Why People Get Defensive and 3 Tips for Breaking the Habit

By Mark Tyrell, UncommonHelp.me

Tip 1:  Don’t feel you have to defend everything

Only a fool (or a politician) thinks that everyone else must always think the way they themselves do.

“Are you calling me a fool?!”

“No, relax. I was just saying…”

You build and convey genuine confidence when you can relax with other people having their own perspectives and not seeing things your way.  People who use a lot of personal pronouns (I, me, mine, myself) may be more defensive than most because they are relating more things back to themselves personally.  When you can relax confidently with knowing what you like and believe in, then you won’t have to justify your ideas all the time.  Is defensiveness a form of ‘control freakery’ in some people?

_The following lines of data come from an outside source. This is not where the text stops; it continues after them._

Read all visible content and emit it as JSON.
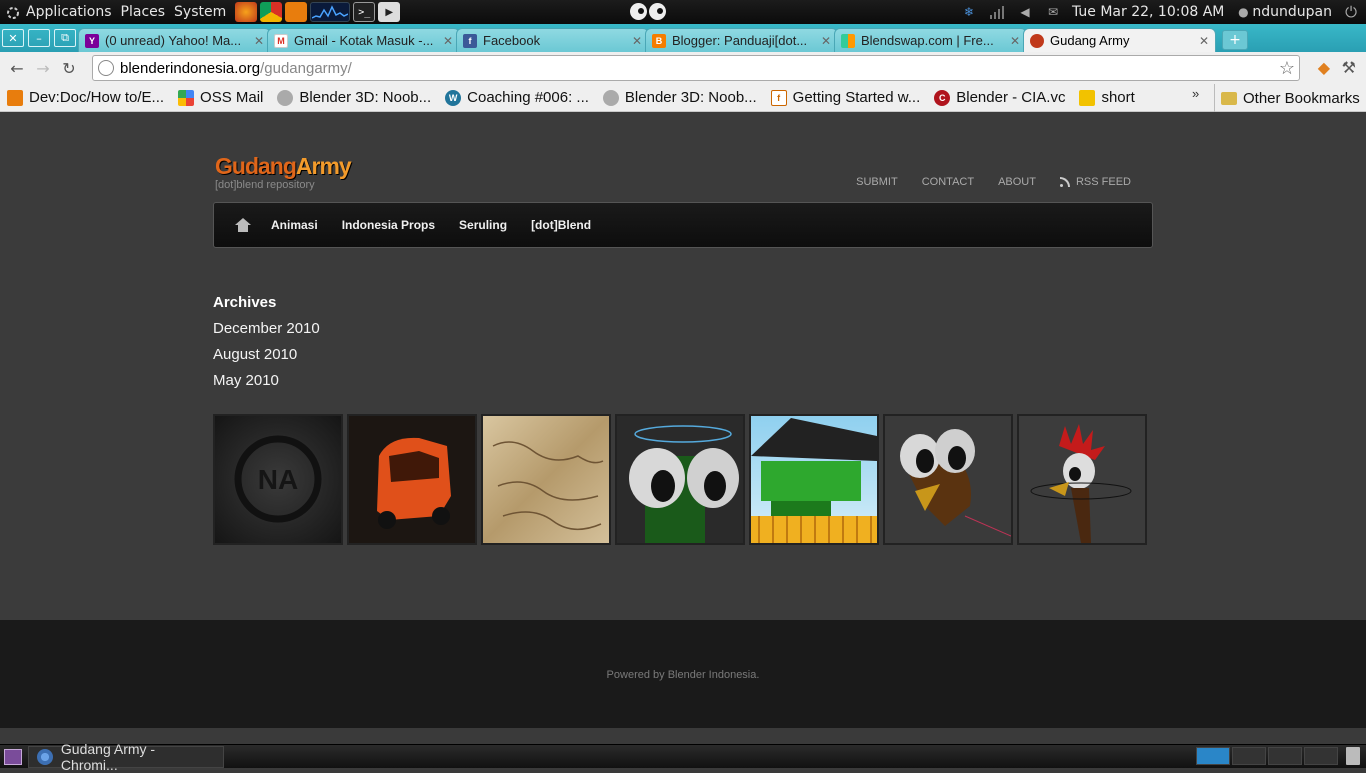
{
  "top_panel": {
    "menus": [
      "Applications",
      "Places",
      "System"
    ],
    "clock": "Tue Mar 22, 10:08 AM",
    "user": "ndundupan"
  },
  "window": {
    "tabs": [
      {
        "title": "(0 unread) Yahoo! Ma...",
        "icon": "yahoo-icon",
        "active": false
      },
      {
        "title": "Gmail - Kotak Masuk -...",
        "icon": "gmail-icon",
        "active": false
      },
      {
        "title": "Facebook",
        "icon": "facebook-icon",
        "active": false
      },
      {
        "title": "Blogger: Panduaji[dot...",
        "icon": "blogger-icon",
        "active": false
      },
      {
        "title": "Blendswap.com | Fre...",
        "icon": "blendswap-icon",
        "active": false
      },
      {
        "title": "Gudang Army",
        "icon": "gudang-icon",
        "active": true
      }
    ],
    "address": {
      "host": "blenderindonesia.org",
      "path": "/gudangarmy/"
    },
    "bookmarks": [
      {
        "label": "Dev:Doc/How to/E...",
        "icon": "blender-icon"
      },
      {
        "label": "OSS Mail",
        "icon": "google-icon"
      },
      {
        "label": "Blender 3D: Noob...",
        "icon": "wikibooks-icon"
      },
      {
        "label": "Coaching #006: ...",
        "icon": "wordpress-icon"
      },
      {
        "label": "Blender 3D: Noob...",
        "icon": "wikibooks-icon"
      },
      {
        "label": "Getting Started w...",
        "icon": "doc-icon"
      },
      {
        "label": "Blender - CIA.vc",
        "icon": "cia-icon"
      },
      {
        "label": "short",
        "icon": "bee-icon"
      }
    ],
    "other_bookmarks": "Other Bookmarks"
  },
  "site": {
    "logo": {
      "part1": "Gudang",
      "part2": "Army",
      "tagline": "[dot]blend repository"
    },
    "top_links": [
      "SUBMIT",
      "CONTACT",
      "ABOUT",
      "RSS FEED"
    ],
    "nav": [
      "Animasi",
      "Indonesia Props",
      "Seruling",
      "[dot]Blend"
    ],
    "archives": {
      "heading": "Archives",
      "months": [
        "December 2010",
        "August 2010",
        "May 2010"
      ]
    },
    "footer": "Powered by Blender Indonesia."
  },
  "taskbar": {
    "item": "Gudang Army - Chromi..."
  },
  "colors": {
    "tabstrip": "#2a9fb3",
    "logo_orange": "#e0661a",
    "page_bg": "#3b3b3b",
    "footer_bg": "#1a1a1a"
  }
}
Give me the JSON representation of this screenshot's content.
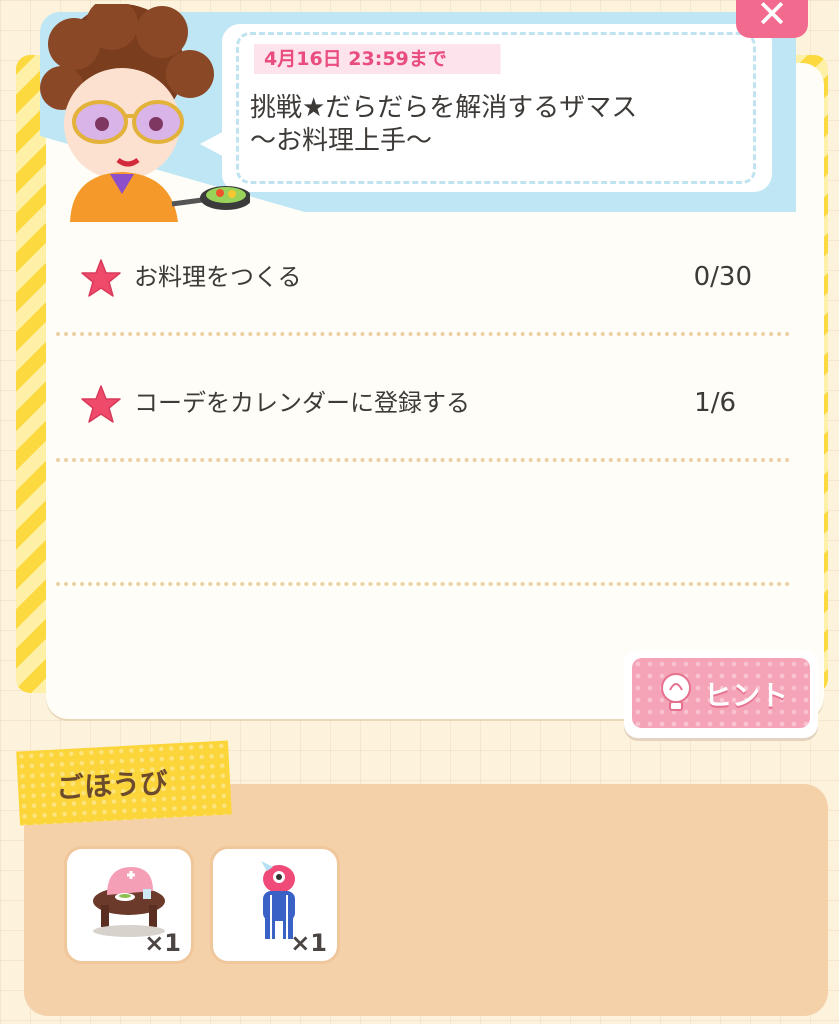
{
  "mission": {
    "deadline": "4月16日 23:59まで",
    "title_line1": "挑戦★だらだらを解消するザマス",
    "title_line2": "〜お料理上手〜"
  },
  "close_label": "✕",
  "tasks": [
    {
      "label": "お料理をつくる",
      "count": "0/30"
    },
    {
      "label": "コーデをカレンダーに登録する",
      "count": "1/6"
    }
  ],
  "hint": {
    "label": "ヒント"
  },
  "rewards": {
    "label": "ごほうび",
    "items": [
      {
        "icon": "table-furniture-icon",
        "qty": "×1"
      },
      {
        "icon": "pink-costume-icon",
        "qty": "×1"
      }
    ]
  },
  "colors": {
    "accent_pink": "#e94d7f",
    "frame_yellow": "#fcd93f",
    "header_blue": "#bfe6f4"
  }
}
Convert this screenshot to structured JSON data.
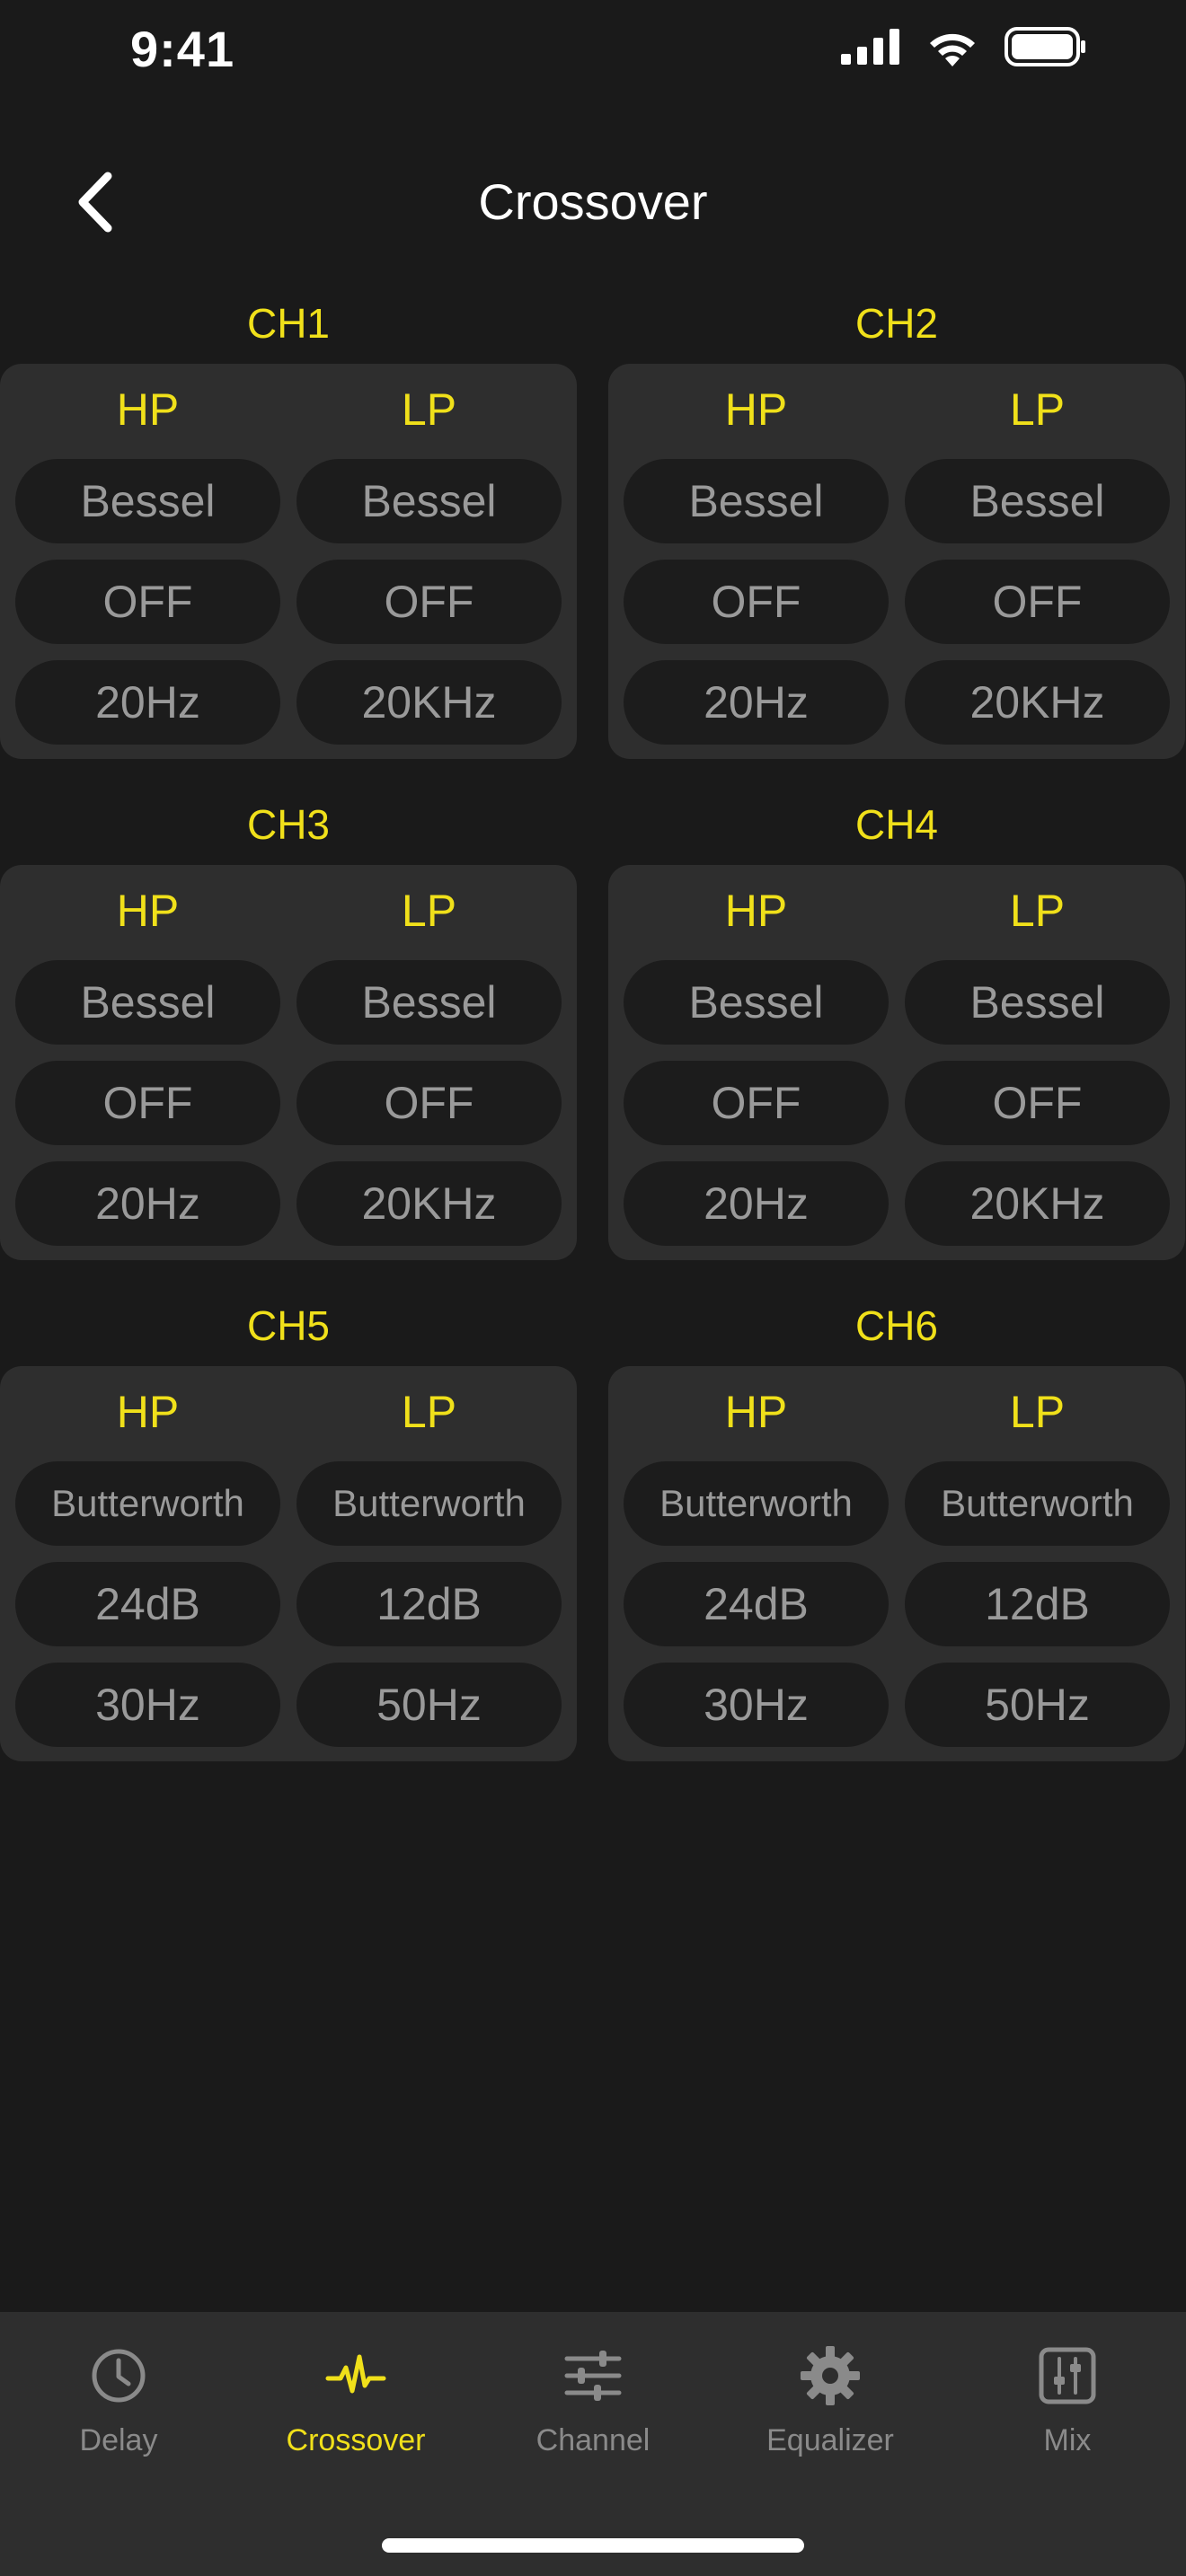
{
  "status_bar": {
    "time": "9:41"
  },
  "nav": {
    "title": "Crossover"
  },
  "channels": [
    {
      "title": "CH1",
      "hp_label": "HP",
      "lp_label": "LP",
      "hp": {
        "type": "Bessel",
        "slope": "OFF",
        "freq": "20Hz"
      },
      "lp": {
        "type": "Bessel",
        "slope": "OFF",
        "freq": "20KHz"
      }
    },
    {
      "title": "CH2",
      "hp_label": "HP",
      "lp_label": "LP",
      "hp": {
        "type": "Bessel",
        "slope": "OFF",
        "freq": "20Hz"
      },
      "lp": {
        "type": "Bessel",
        "slope": "OFF",
        "freq": "20KHz"
      }
    },
    {
      "title": "CH3",
      "hp_label": "HP",
      "lp_label": "LP",
      "hp": {
        "type": "Bessel",
        "slope": "OFF",
        "freq": "20Hz"
      },
      "lp": {
        "type": "Bessel",
        "slope": "OFF",
        "freq": "20KHz"
      }
    },
    {
      "title": "CH4",
      "hp_label": "HP",
      "lp_label": "LP",
      "hp": {
        "type": "Bessel",
        "slope": "OFF",
        "freq": "20Hz"
      },
      "lp": {
        "type": "Bessel",
        "slope": "OFF",
        "freq": "20KHz"
      }
    },
    {
      "title": "CH5",
      "hp_label": "HP",
      "lp_label": "LP",
      "hp": {
        "type": "Butterworth",
        "slope": "24dB",
        "freq": "30Hz"
      },
      "lp": {
        "type": "Butterworth",
        "slope": "12dB",
        "freq": "50Hz"
      }
    },
    {
      "title": "CH6",
      "hp_label": "HP",
      "lp_label": "LP",
      "hp": {
        "type": "Butterworth",
        "slope": "24dB",
        "freq": "30Hz"
      },
      "lp": {
        "type": "Butterworth",
        "slope": "12dB",
        "freq": "50Hz"
      }
    }
  ],
  "tabs": [
    {
      "label": "Delay",
      "icon": "clock-icon",
      "active": false
    },
    {
      "label": "Crossover",
      "icon": "waveform-icon",
      "active": true
    },
    {
      "label": "Channel",
      "icon": "sliders-icon",
      "active": false
    },
    {
      "label": "Equalizer",
      "icon": "gear-icon",
      "active": false
    },
    {
      "label": "Mix",
      "icon": "mixer-icon",
      "active": false
    }
  ],
  "colors": {
    "background": "#1a1a1a",
    "panel": "#2e2e2e",
    "pill": "#1c1c1c",
    "accent": "#f0e01a",
    "muted_text": "#9a9a9a"
  }
}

Tip 2:  Are you responding now as you needed to back then?

Most people are not out to get you. Not now. But it might seem as if they are if you’ve lived through periods in which you genuinely were set upon, targeted, or abused. Regularly ask yourself: “Am I responding like this because of the way I was treated in the past?”  Then make a point of focusing on all the differences between then and now.

Tip 3:  Practice letting water slide off a duck’s back…

…Or, since I’m offering aphorisms: “a rolling stone gathers no moss”.  Like Tip 1, practice letting others’ words or actions (up to a point, of course) run off you.

Think about times when you were typically overly defensive.  Times where, in retrospect, your response seemed above and beyond what was necessary.  What got your goat?  Close your eyes and relax whilst imagining yourself responding more evenly and in a measured way.